Di lì c’è stato un susseguirsi di decreti d’urgenza, a volte anche criticati, contenenti misure sempre più restrittive: dopo aver blindato le cosiddette zone rosse, si è arrivati al lockdown dell’Italia intera, estendendo di fatto la zona rossa a tutto il Paese, fino al 3 aprile. Una situazione forzata dal sorgere di nuovi focolai in tutta Italia, dovuti anche ad alcuni comportamenti della popolazione poco lungimiranti.

L’11 marzo il “Decreto #IoRestoaCasa“, in vigore fino al 3 aprile 2020 ha sospeso anche tutte le comuni attività commerciali al dettaglio, i servizi di ristorazione, ogni attività non essenziale, comprese le manifestazioni sportive e gli assembramenti di qualunque genere. Sono arrivati di conseguenza gli stop agli adempimenti e alle scadenze fiscale, nonché ai controlli del Fisco, ma anche aiuti economici per le categorie di imprese e lavoratori colpiti duramente da quella che nel frattempo è diventata una pandemia con i Paesi di tutto il mondo che hanno iniziato a seguire le orme dell’Italia, con una crescita esponenziale dei contagi e l’avvio di misure restrittive precauzionali.

Nella tarda serata del 21 marzo 2020 il presidente del Consiglio, Giuseppe Conte, ha annunciato nuove misure più stringenti che prevedono la chiusura di tutte quelle attività non ritenute necessarie per la filiera produttiva italiana in relazione alla situazione contingente. Le imprese che svolgono attività ritenute necessarie e strategiche e che pertanto non sono state sospese devono rispettare i contenuti del “Protocollo condiviso di Regolamentazione delle Misure per il Contrasto e il Contenimento della diffusione del virus COVID-19 negli ambienti di lavoro”, sottoscritto il 14 marzo 2020 fra il Governo e le parti sociali.
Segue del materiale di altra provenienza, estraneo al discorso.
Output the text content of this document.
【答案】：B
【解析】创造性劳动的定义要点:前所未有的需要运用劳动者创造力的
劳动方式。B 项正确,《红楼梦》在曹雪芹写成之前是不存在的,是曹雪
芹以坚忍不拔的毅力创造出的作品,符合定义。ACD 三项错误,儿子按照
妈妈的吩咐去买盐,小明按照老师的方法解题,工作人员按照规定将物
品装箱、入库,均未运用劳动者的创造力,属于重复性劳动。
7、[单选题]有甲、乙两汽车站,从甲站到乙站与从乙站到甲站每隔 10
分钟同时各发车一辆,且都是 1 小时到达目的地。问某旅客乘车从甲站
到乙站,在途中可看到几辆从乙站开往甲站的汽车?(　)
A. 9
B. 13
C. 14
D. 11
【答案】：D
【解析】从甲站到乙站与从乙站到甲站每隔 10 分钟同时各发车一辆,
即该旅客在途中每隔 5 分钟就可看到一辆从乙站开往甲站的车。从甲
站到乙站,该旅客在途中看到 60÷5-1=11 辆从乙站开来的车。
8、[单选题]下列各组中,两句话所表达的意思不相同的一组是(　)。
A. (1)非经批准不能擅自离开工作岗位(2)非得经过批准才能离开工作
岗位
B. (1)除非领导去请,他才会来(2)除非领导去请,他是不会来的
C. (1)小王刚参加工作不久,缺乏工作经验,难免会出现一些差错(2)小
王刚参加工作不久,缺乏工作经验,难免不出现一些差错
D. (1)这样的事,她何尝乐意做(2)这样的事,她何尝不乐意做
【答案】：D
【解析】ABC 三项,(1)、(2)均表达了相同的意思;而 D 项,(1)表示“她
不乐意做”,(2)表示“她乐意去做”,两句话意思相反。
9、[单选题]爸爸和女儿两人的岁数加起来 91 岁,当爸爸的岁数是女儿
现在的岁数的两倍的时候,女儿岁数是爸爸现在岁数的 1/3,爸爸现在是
Gli spostamenti ora nel nostro Paese devono essere giustificati da esigenze lavorative, situazioni di necessità (tra cui fare la spesa), motivi sanitari da attestare mediante autocertificazione, che può essere resa anche al momento di eventuali controlli, divenuti sempre più rigidi. Il 22 marzo 2020 il ministro della Salute e il ministro dell’Interno hanno emanato una nuova ordinanza che vieta a tutte le persone fisiche di trasferirsi o spostarsi con mezzi di trasporto pubblici o privati in un Comune diverso da quello in cui si trovano, salvo che per comprovate esigenze lavorative, di assoluta urgenza ovvero per motivi di salute.

=> Coronavirus: sanzioni e arresto per inadempienti

Contagi da COVID-19: la situazione attuale

Oggi i bollettini sul numero dei contagi, decessi e guariti sono un appuntamento quotidiano, visto che si sono ormai registrati oltre 100mila casi totali, più di 10mila decessi, un terzo di quelli a livello mondiale, e circa 15mila guariti.

Lombardia (oltre 40mila casi) Emilia Romagna (oltre 13mila), Veneto e Piemonte (circa 9mila) restano le regioni più colpite, seguite da Toscana (oltre 4mila), Marche (circa 3.700) e Lazio (circa 3mila). Al Sud si è registrata un’impennata di nuovi casi, causata dal grande esodo avvenuto tra il 7 e 9 marzo dalle regioni del nord, epicentro dell’epidemia di Coronavirus, che ora però sembra essere stata contenuta.

Ora si parla di prorogare tutte le misure attualmente in vigore almeno fino al prossimo 18 aprile. Qualcuno prevede che prima di maggio non inizierà il ritorno alla normalità, che comunque sarà lento e graduale.